Au contraire, en évaluant les projections relatives à un seul client, le tribunal a souligné que « la direction de Clearwire possédait une grande expérience dans la préparation de projections financières à long terme et qu’elle actualisait régulièrement ces données afin de refléter les changements affectant la réalité opérationnelle de Clearwire ». De plus, la chancellerie estimait que les projections relatives à un seul client correspondaient davantage à la réalité de Clearwire à l’époque, étant donné que Clearwater supposait que Sprint resterait le seul client de Clearwire (Clearwire avait tenté à plusieurs reprises, sans succès, d’obtenir de nouveaux clients) et que les paiements de Sprint à Clearwire augmenteraient considérablement à l’avenir, mais pas de façon exorbitante (conformément à l’utilisation réelle du réseau Clearwire par Sprint en fonction des tendances de la demande des clients).

La chancellerie a donc déterminé que les projections relatives à un seul client reflétaient la réalité opérationnelle de Clearwire à la date de la fusion, contrairement aux prévisions complètes.

La décision

Pour cette raison et plusieurs autres, moins importantes, la chancellerie a finalement adopté le modèle d’évaluation du défendeur dans son ensemble pour l’analyse de la fusion par le tribunal (et a donc rejeté le modèle du requérant dans son intégralité), ainsi que la conclusion du défendeur selon laquelle la juste valeur de Clearwire à la date de la fusion était de 2,13 USD par action.

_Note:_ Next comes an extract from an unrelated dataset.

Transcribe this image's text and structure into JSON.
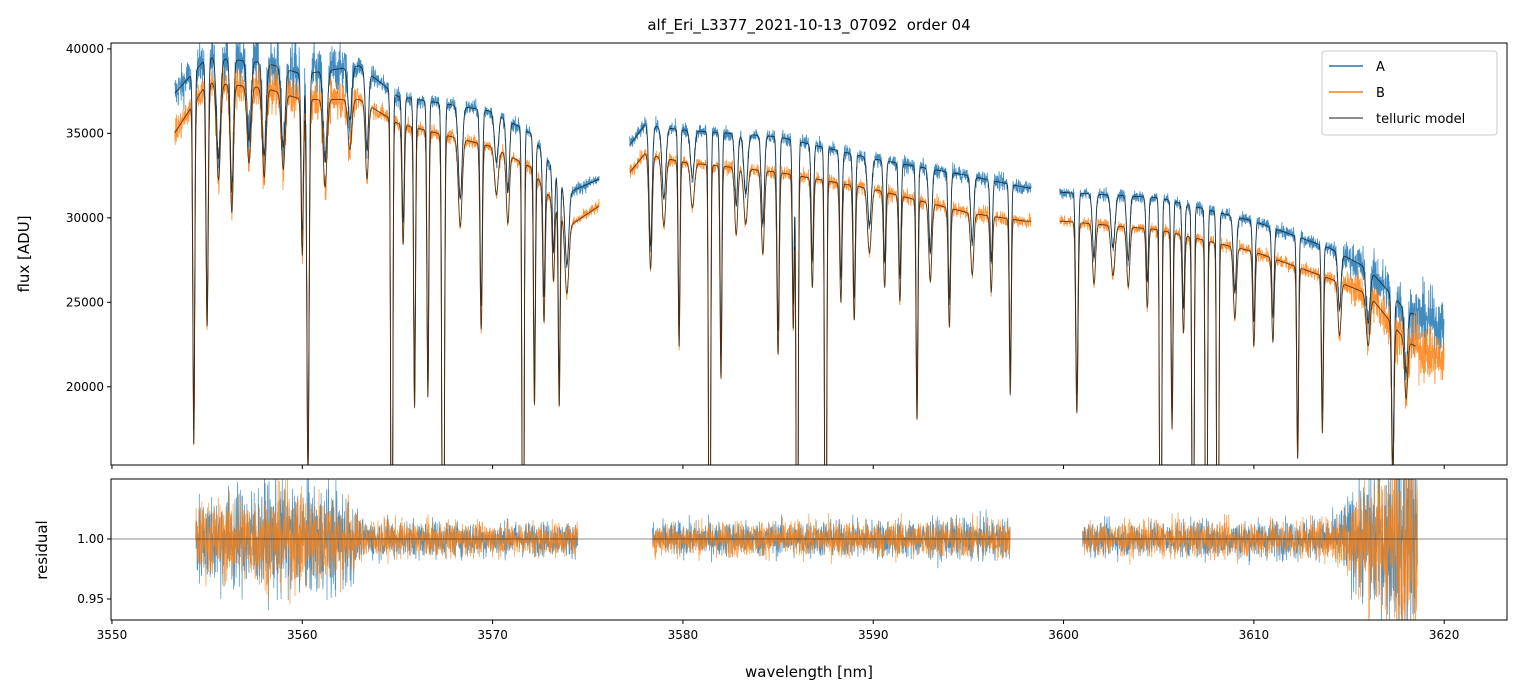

Cette décision, ainsi que les décisions ultérieures de la chancellerie l’an passé, fournissent aux entreprises, aux conseils d’administration et à leurs conseillers des indications supplémentaires sur les facteurs que les tribunaux du Delaware prendront en compte lors de l’évaluation de la juste valeur dans le cadre d’une procédure d’évaluation dans le contexte d’une fusion.


  1. Au moment de la fusion, Sprint était le seul client important de Clearwire, ce qui signifie que la valeur de Clearwire était principalement fonction de la demande dont Sprint avait fait preuve pour son spectre.